If you have no risk factors for complications identified during pregnancy, have an uncomplicated birth, can confidently feed and care for your baby, and your baby is well, it is safe for you to return home within six to 24 hours of birth. Most of the time this may be women who have had a baby before and are confident with feeding and parenting, however some first time mothers may also wish to access M-HITH. This is an extension of our ‘inpatient’ services, so you will still be under the care of the hospital doctors and midwives during this time.

Postnatal Depression

It is quite common to have the ‘baby blues’, which can happen anytime around day three to 10 days after your baby is born, and is generally a very short lived period of up to a few days that you feel teary for no real reason. This is due to the hormonal changes and tiredness you often experience after birth.

Postnatal depression and anxiety occurs for about one in six mothers and begins within one to 12 months of your baby’s birth.

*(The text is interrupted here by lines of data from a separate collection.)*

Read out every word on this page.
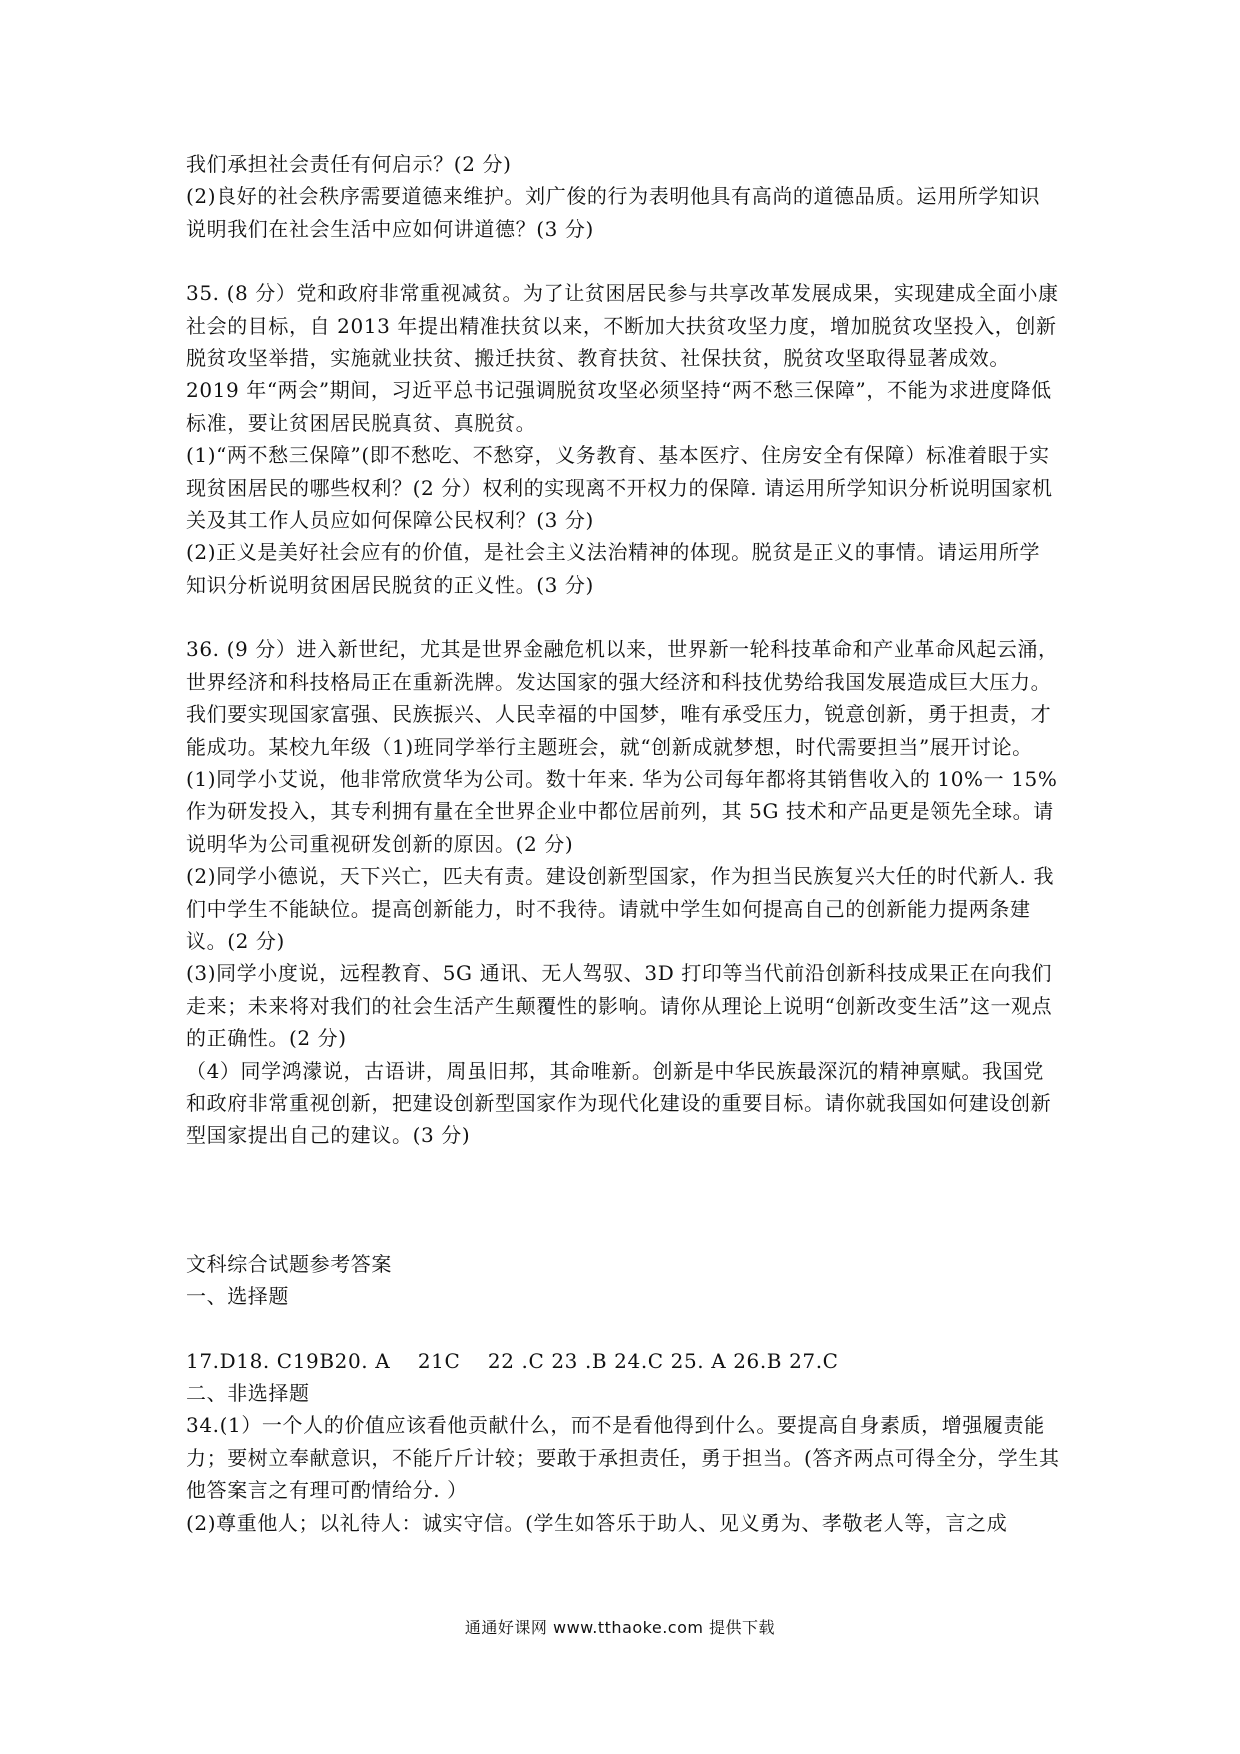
我们承担社会责任有何启示？(2 分)

(2)良好的社会秩序需要道德来维护。刘广俊的行为表明他具有高尚的道德品质。运用所学知识说明我们在社会生活中应如何讲道德？(3 分)

35. (8 分）党和政府非常重视减贫。为了让贫困居民参与共享改革发展成果，实现建成全面小康社会的目标，自 2013 年提出精准扶贫以来，不断加大扶贫攻坚力度，增加脱贫攻坚投入，创新脱贫攻坚举措，实施就业扶贫、搬迁扶贫、教育扶贫、社保扶贫，脱贫攻坚取得显著成效。2019 年“两会”期间，习近平总书记强调脱贫攻坚必须坚持“两不愁三保障”，不能为求进度降低标准，要让贫困居民脱真贫、真脱贫。

(1)“两不愁三保障”(即不愁吃、不愁穿，义务教育、基本医疗、住房安全有保障）标准着眼于实现贫困居民的哪些权利？(2 分）权利的实现离不开权力的保障. 请运用所学知识分析说明国家机关及其工作人员应如何保障公民权利？(3 分)

(2)正义是美好社会应有的价值，是社会主义法治精神的体现。脱贫是正义的事情。请运用所学知识分析说明贫困居民脱贫的正义性。(3 分)

36. (9 分）进入新世纪，尤其是世界金融危机以来，世界新一轮科技革命和产业革命风起云涌，世界经济和科技格局正在重新洗牌。发达国家的强大经济和科技优势给我国发展造成巨大压力。我们要实现国家富强、民族振兴、人民幸福的中国梦，唯有承受压力，锐意创新，勇于担责，才能成功。某校九年级（1)班同学举行主题班会，就“创新成就梦想，时代需要担当”展开讨论。

(1)同学小艾说，他非常欣赏华为公司。数十年来. 华为公司每年都将其销售收入的 10%一 15%作为研发投入，其专利拥有量在全世界企业中都位居前列，其 5G 技术和产品更是领先全球。请说明华为公司重视研发创新的原因。(2 分)

(2)同学小德说，天下兴亡，匹夫有责。建设创新型国家，作为担当民族复兴大任的时代新人. 我们中学生不能缺位。提高创新能力，时不我待。请就中学生如何提高自己的创新能力提两条建议。(2 分)

(3)同学小度说，远程教育、5G 通讯、无人驾驭、3D 打印等当代前沿创新科技成果正在向我们走来；未来将对我们的社会生活产生颠覆性的影响。请你从理论上说明“创新改变生活”这一观点的正确性。(2 分)

（4）同学鸿濛说，古语讲，周虽旧邦，其命唯新。创新是中华民族最深沉的精神禀赋。我国党和政府非常重视创新，把建设创新型国家作为现代化建设的重要目标。请你就我国如何建设创新型国家提出自己的建议。(3 分)

文科综合试题参考答案

一、选择题

17.D18. C19B20. A　 21C　 22 .C 23 .B 24.C 25. A 26.B 27.C

二、非选择题

34.(1）一个人的价值应该看他贡献什么，而不是看他得到什么。要提高自身素质，增强履责能力；要树立奉献意识，不能斤斤计较；要敢于承担责任，勇于担当。(答齐两点可得全分，学生其他答案言之有理可酌情给分. ）

(2)尊重他人；以礼待人：诚实守信。(学生如答乐于助人、见义勇为、孝敬老人等，言之成

通通好课网 www.tthaoke.com 提供下载
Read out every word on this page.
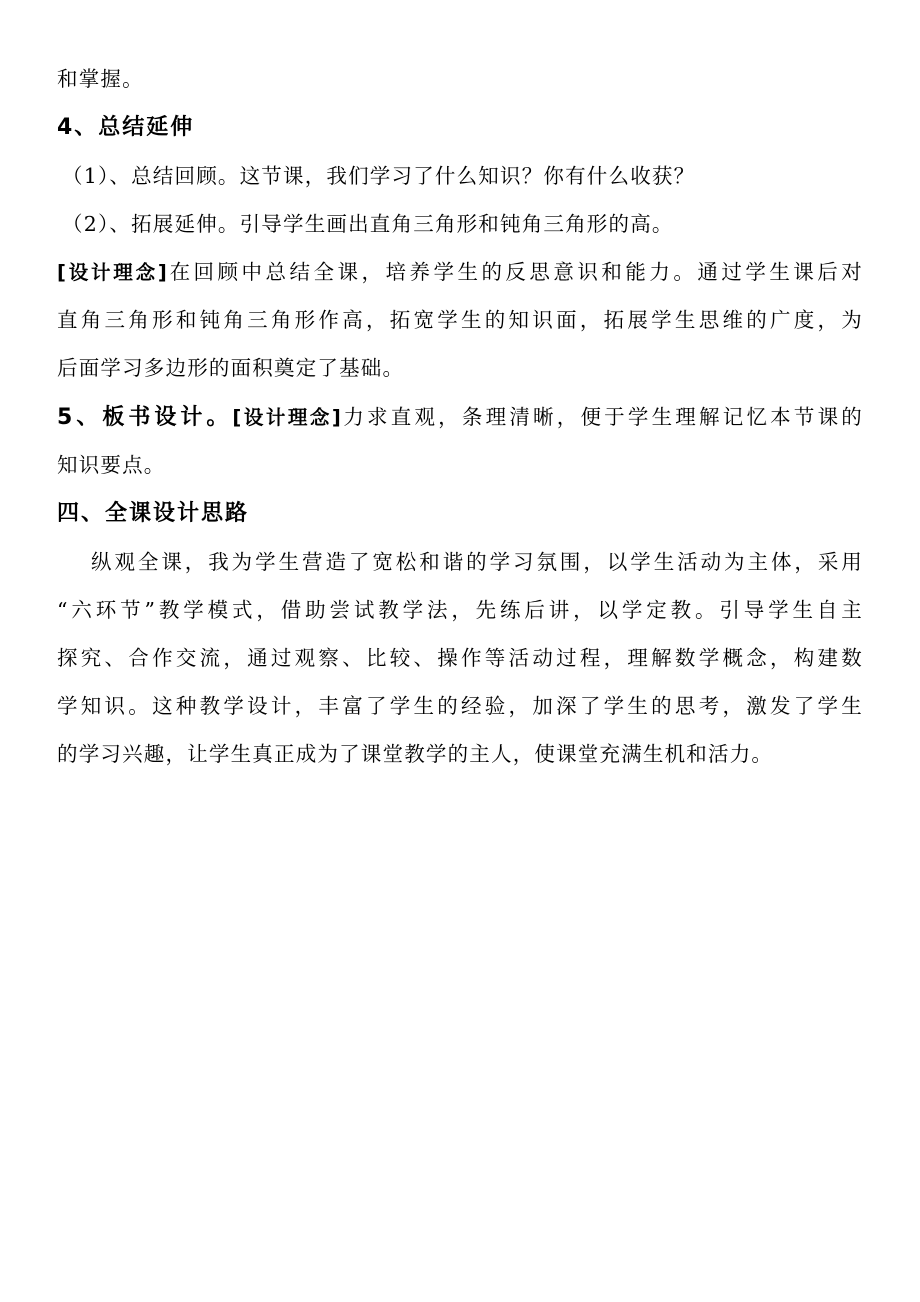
和掌握。
4、总结延伸
（1）、总结回顾。这节课，我们学习了什么知识？你有什么收获？
（2）、拓展延伸。引导学生画出直角三角形和钝角三角形的高。
[设计理念]在回顾中总结全课，培养学生的反思意识和能力。通过学生课后对
直角三角形和钝角三角形作高，拓宽学生的知识面，拓展学生思维的广度，为
后面学习多边形的面积奠定了基础。
5、板书设计。[设计理念]力求直观，条理清晰，便于学生理解记忆本节课的
知识要点。
四、全课设计思路
纵观全课，我为学生营造了宽松和谐的学习氛围，以学生活动为主体，采用
“六环节”教学模式，借助尝试教学法，先练后讲，以学定教。引导学生自主
探究、合作交流，通过观察、比较、操作等活动过程，理解数学概念，构建数
学知识。这种教学设计，丰富了学生的经验，加深了学生的思考，激发了学生
的学习兴趣，让学生真正成为了课堂教学的主人，使课堂充满生机和活力。
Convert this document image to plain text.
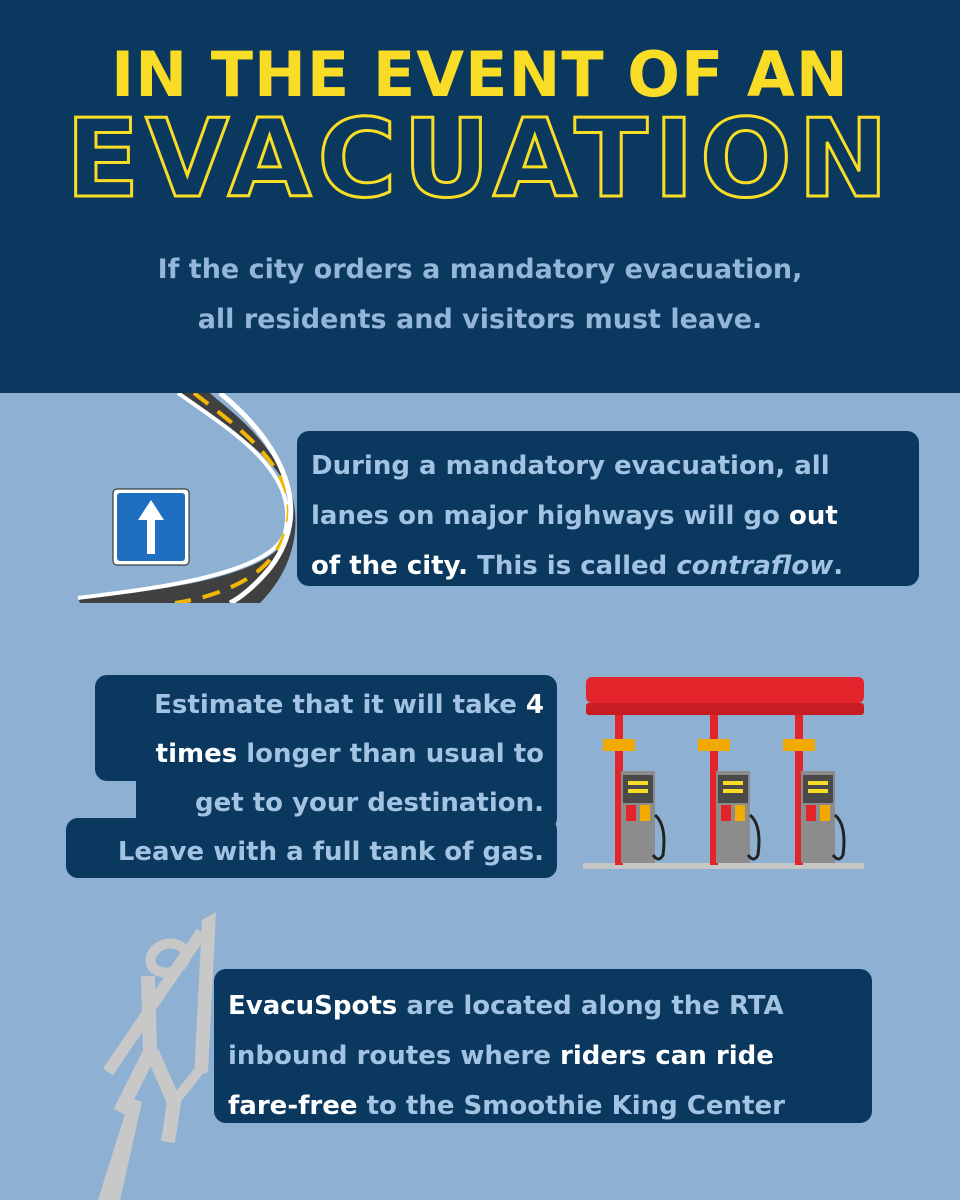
IN THE EVENT OF AN
EVACUATION
If the city orders a mandatory evacuation,
all residents and visitors must leave.
During a mandatory evacuation, all
lanes on major highways will go out
of the city. This is called contraflow.
Estimate that it will take 4
times longer than usual to
get to your destination.
Leave with a full tank of gas.
EvacuSpots are located along the RTA
inbound routes where riders can ride
fare-free to the Smoothie King Center
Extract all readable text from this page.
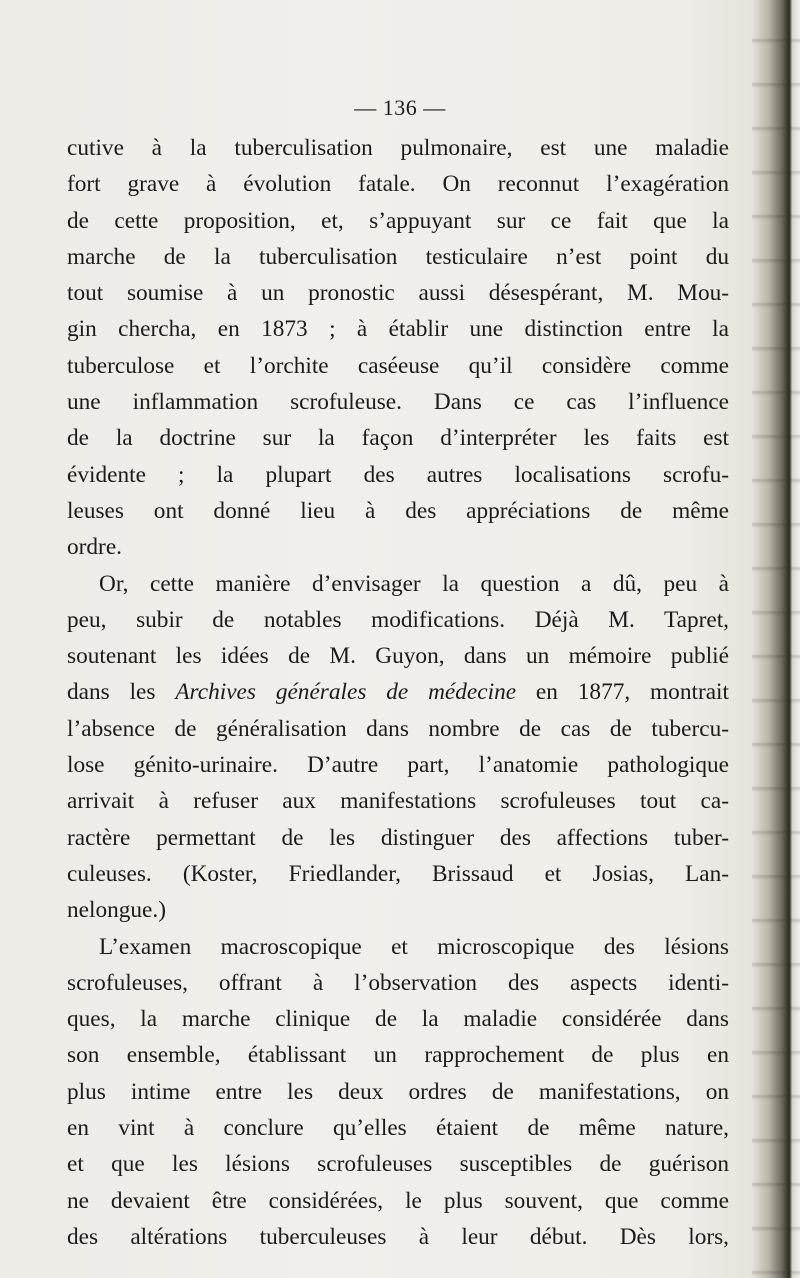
— 136 —
cutive à la tuberculisation pulmonaire, est une maladie
fort grave à évolution fatale. On reconnut l’exagération
de cette proposition, et, s’appuyant sur ce fait que la
marche de la tuberculisation testiculaire n’est point du
tout soumise à un pronostic aussi désespérant, M. Mou-
gin chercha, en 1873 ; à établir une distinction entre la
tuberculose et l’orchite caséeuse qu’il considère comme
une inflammation scrofuleuse. Dans ce cas l’influence
de la doctrine sur la façon d’interpréter les faits est
évidente ; la plupart des autres localisations scrofu-
leuses ont donné lieu à des appréciations de même
ordre.
Or, cette manière d’envisager la question a dû, peu à
peu, subir de notables modifications. Déjà M. Tapret,
soutenant les idées de M. Guyon, dans un mémoire publié
dans les Archives générales de médecine en 1877, montrait
l’absence de généralisation dans nombre de cas de tubercu-
lose génito-urinaire. D’autre part, l’anatomie pathologique
arrivait à refuser aux manifestations scrofuleuses tout ca-
ractère permettant de les distinguer des affections tuber-
culeuses. (Koster, Friedlander, Brissaud et Josias, Lan-
nelongue.)
L’examen macroscopique et microscopique des lésions
scrofuleuses, offrant à l’observation des aspects identi-
ques, la marche clinique de la maladie considérée dans
son ensemble, établissant un rapprochement de plus en
plus intime entre les deux ordres de manifestations, on
en vint à conclure qu’elles étaient de même nature,
et que les lésions scrofuleuses susceptibles de guérison
ne devaient être considérées, le plus souvent, que comme
des altérations tuberculeuses à leur début. Dès lors,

Fathers are also at an increased risk of depression and anxiety in this period. It can sometimes be difficult to pick up, as the symptoms of depression can mimic some aspects of early parenting – like being constantly exhausted, feeling inadequate and having a reduced enjoyment in daily activities. It is important that you speak to someone and get help for this. Beyond Blue and Perinatal Anxiety and Depression Australia are respected organisations that can provide support and advice during this time, with 24 hour contact numbers on the back of your baby’s green book.

Lochia (vaginal loss/bleeding)

The amount of lochia (post-natal vaginal loss) each woman has can be quite different, but it is common to have quite heavy loss in the first day, with ‘gushes’ if you have been sitting or lying down for a while, followed by decreasing amounts in the following days. The heaviest bleeding is often settling within a few days, but the discharge which starts bright red, then graduates through red-brown, brown-pink, brown, yellow or white, and can last for up to six  weeks after birth. 

Resuming to having sex

Women will feel ready to resume having sex at differing times, but it can take up to eight weeks for the wound discomfort to cease. Often due to breastfeeding the vagina can also be drier. Try using different positions and lubrication to make sex more comfortable to start with.